The treatment for anxiety disorders can be conducted in the following ways:
1. Cognitive Behavioral Therapy (CBT)
It’s a form of psychotherapeutic treatment that explores the patterns of thinking that leads to inappropriate responses in an individual. It assumes that anxiety disorder is due to inaccurate or negative thinking that causes dysfunctional behavior.
The therapy addresses the emotions and thoughts that cause counterproductive reactions and inspects the relationship between those thoughts and behaviors.
2. Brain Stimulation Therapy
This therapy targets the regions of the brain that influence stress, anxiety, mood, and fear response. The therapy is a procedure that uses electrodes or magnets in the brain to treat some serious mental disorders that do not respond successfully to commonly used psychotherapies and medications.

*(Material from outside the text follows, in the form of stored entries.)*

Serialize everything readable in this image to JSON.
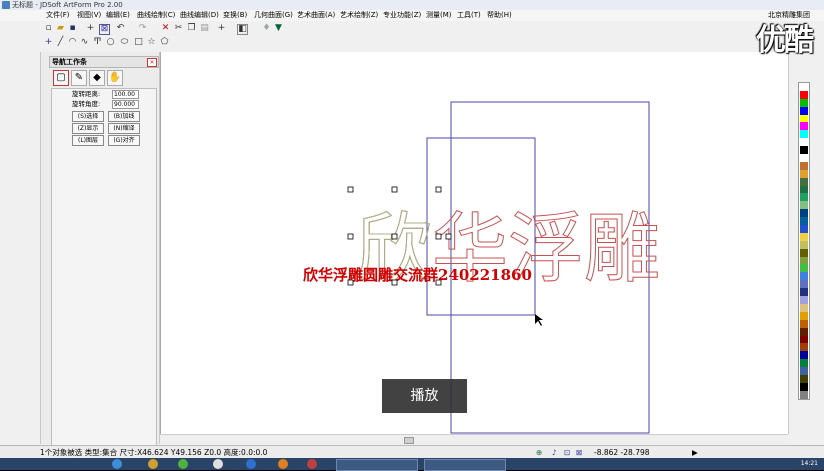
{
  "window": {
    "title": "无标题 - JDSoft ArtForm Pro 2.00"
  },
  "menu": {
    "items": [
      "文件(F)",
      "视图(V)",
      "编辑(E)",
      "曲线绘制(C)",
      "曲线编辑(D)",
      "变换(B)",
      "几何曲面(G)",
      "艺术曲面(A)",
      "艺术绘制(Z)",
      "专业功能(Z)",
      "测量(M)",
      "工具(T)",
      "帮助(H)"
    ],
    "right_text": "北京精雕集团"
  },
  "video_overlay": {
    "logo": "优酷",
    "play_label": "播放"
  },
  "nav_panel": {
    "title": "导航工作条",
    "fields": [
      {
        "label": "旋转距离:",
        "value": "100.00"
      },
      {
        "label": "旋转角度:",
        "value": "90.000"
      }
    ],
    "buttons": [
      [
        "(S)选择",
        "(B)加线"
      ],
      [
        "(Z)显示",
        "(N)缩译"
      ],
      [
        "(L)图层",
        "(G)对齐"
      ]
    ]
  },
  "canvas": {
    "outline_text": "欣华浮雕",
    "red_text": "欣华浮雕圆雕交流群240221860",
    "colors": {
      "outline_green": "#a8b48a",
      "outline_red": "#c85050",
      "red_text": "#d20000",
      "rect_blue": "#4a4aa8"
    }
  },
  "status": {
    "left": "1个对象被选  类型:集合  尺寸:X46.624 Y49.156 Z0.0  高度:0.0:0.0",
    "coords": "-8.862  -28.798"
  },
  "palette": {
    "colors": [
      "#ffffff",
      "#ff0000",
      "#00c000",
      "#0000ff",
      "#ffff00",
      "#ff00ff",
      "#00ffff",
      "#ffffff",
      "#000000",
      "#ffffff",
      "#c07030",
      "#e0a030",
      "#407040",
      "#207040",
      "#20a060",
      "#80c080",
      "#004080",
      "#0060a0",
      "#2050d0",
      "#f0d040",
      "#c0c060",
      "#606000",
      "#80a040",
      "#40c040",
      "#4080e0",
      "#6070c0",
      "#203080",
      "#a0a0e0",
      "#e0c080",
      "#e0a000",
      "#c06000",
      "#602000",
      "#800000",
      "#a04000",
      "#0000a0",
      "#008040",
      "#4060a0",
      "#404000",
      "#000000",
      "#808080"
    ]
  },
  "taskbar": {
    "clock": "14:21"
  }
}
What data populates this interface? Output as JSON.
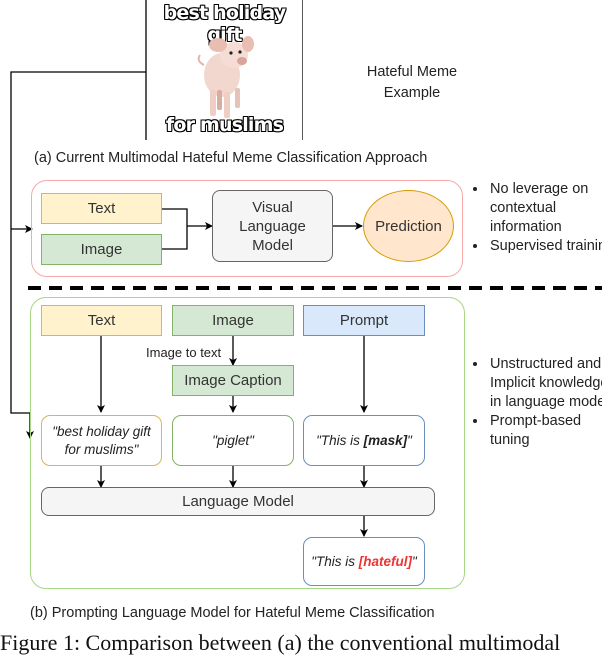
{
  "meme": {
    "top_text": "best holiday gift",
    "bottom_text": "for muslims",
    "image_subject": "piglet-photo",
    "label_line1": "Hateful Meme",
    "label_line2": "Example"
  },
  "panel_a": {
    "caption": "(a) Current Multimodal Hateful Meme Classification Approach",
    "text_box": "Text",
    "image_box": "Image",
    "model_box": [
      "Visual",
      "Language",
      "Model"
    ],
    "prediction": "Prediction",
    "bullets": [
      "No leverage on contextual information",
      "Supervised training"
    ],
    "colors": {
      "border": "#f8a8a8",
      "prediction_fill": "#ffe6cc",
      "prediction_border": "#d79b00"
    }
  },
  "panel_b": {
    "caption": "(b) Prompting Language Model for Hateful Meme Classification",
    "text_box": "Text",
    "image_box": "Image",
    "prompt_box": "Prompt",
    "edge_label": "Image to text",
    "caption_box": "Image Caption",
    "text_quote": "\"best holiday gift for muslims\"",
    "caption_quote": "\"piglet\"",
    "prompt_prefix": "\"This is ",
    "prompt_mask": "[mask]",
    "prompt_suffix": "\"",
    "lm_box": "Language Model",
    "output_prefix": "\"This is ",
    "output_label": "[hateful]",
    "output_suffix": "\"",
    "bullets": [
      "Unstructured and Implicit knowledge in language model",
      "Prompt-based tuning"
    ],
    "colors": {
      "border": "#a6d785",
      "hateful": "#ee3333"
    }
  },
  "figure_caption": "Figure 1: Comparison between (a) the conventional multimodal"
}
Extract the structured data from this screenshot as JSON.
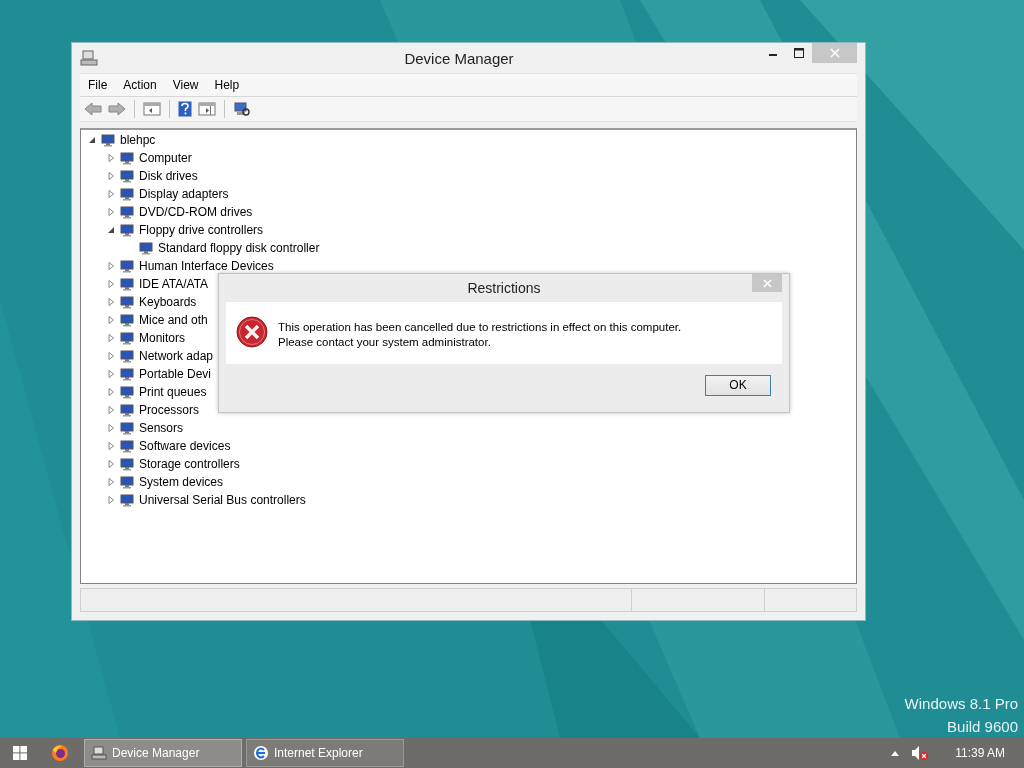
{
  "desktop": {
    "watermark": [
      "Windows 8.1 Pro",
      "Build 9600"
    ]
  },
  "window": {
    "title": "Device Manager",
    "menu": [
      "File",
      "Action",
      "View",
      "Help"
    ],
    "tree": {
      "label": "blehpc",
      "expanded": true,
      "children": [
        {
          "label": "Computer",
          "expanded": false
        },
        {
          "label": "Disk drives",
          "expanded": false
        },
        {
          "label": "Display adapters",
          "expanded": false
        },
        {
          "label": "DVD/CD-ROM drives",
          "expanded": false
        },
        {
          "label": "Floppy drive controllers",
          "expanded": true,
          "children": [
            {
              "label": "Standard floppy disk controller"
            }
          ]
        },
        {
          "label": "Human Interface Devices",
          "expanded": false
        },
        {
          "label": "IDE ATA/ATA",
          "expanded": false
        },
        {
          "label": "Keyboards",
          "expanded": false
        },
        {
          "label": "Mice and oth",
          "expanded": false
        },
        {
          "label": "Monitors",
          "expanded": false
        },
        {
          "label": "Network adap",
          "expanded": false
        },
        {
          "label": "Portable Devi",
          "expanded": false
        },
        {
          "label": "Print queues",
          "expanded": false
        },
        {
          "label": "Processors",
          "expanded": false
        },
        {
          "label": "Sensors",
          "expanded": false
        },
        {
          "label": "Software devices",
          "expanded": false
        },
        {
          "label": "Storage controllers",
          "expanded": false
        },
        {
          "label": "System devices",
          "expanded": false
        },
        {
          "label": "Universal Serial Bus controllers",
          "expanded": false
        }
      ]
    }
  },
  "dialog": {
    "title": "Restrictions",
    "message": "This operation has been cancelled due to restrictions in effect on this computer. Please contact your system administrator.",
    "buttons": [
      "OK"
    ]
  },
  "taskbar": {
    "apps": [
      {
        "label": "Device Manager",
        "selected": true
      },
      {
        "label": "Internet Explorer",
        "selected": false
      }
    ],
    "clock": "11:39 AM"
  }
}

The procedures include several types of brain stimulation therapies like electroconvulsive therapy (ECT), vagus nerve stimulation (VNS), repetitive transcranial magnetic stimulation (rTMS),
Medication treatment of anxiety disorder is generally safe and effective. However, it often takes time and patience to find a suitable drug that works best for you. Before taking these, it is advisable to consult a psychiatrist for severe or treatment-resistant anxiety disorders. Medications include:
- Serotonin reuptake inhibitors (SSRIs) and serotonin-norepinephrine reuptake inhibitors (SNRIs): These antidepressants increase the levels of serotonin and norepinephrine (a chemical is also known as a stress hormone) by inhibiting their reabsorption into brain cells. These include fluoxetine, fluvoxamine, sertraline, citalopram, paroxetine, venlafaxine, milnacipran, desvenlafaxine, levomilnacipran, duloxetine, and escitalopram.
- Benzodiazepines: These gamma-aminobutyric acid GABA neurotransmitter drugs are typically fast-acting medications especially in patients with a history of addiction. The prescribed benzodiazepines include lorazepam, clonazepam, and diazepam.
- Beta-Blockers: Beta-blockers are typically only used to treat infrequent, performance-related episodes of social anxiety. Beta-blockers like atenolol and propranolol may be prescribed to patients with social anxiety disorder specifically in performance situations.
4. Ayurvedic treatment
In Ayurveda, techniques of treating mental disorders include psychotherapy, physiotherapy, shock therapy, drug treatment, hypnotism, and religious discourses by sages.
The use of medicinal herbs like Centella asiatica (brahmi) with catechu, honey, and powdered roots of serpentine, sankhapuspi (Convolvulus pluricaulis), and ashwagandha (Withania somnifera) and tulasi (Ocimum sanctum) has been reported.
5. Yoga and meditation
It is well known that yoga helps in the management of stress and anxiety. Various studies have demonstrated immediate psychological effects in decreasing anxiety.
Yoga modulates the stress response as it reduces the heart rate, lowers blood pressure, and eases respiration. Yoga and meditation also promotes neuroplastic changes in the executive brain system.
Thus, if you experience an anxiety disorder, it’s important to seek medical attention. Always get a clear picture of your condition from your doctor. You can easily cope up with the condition by following proper treatment and support.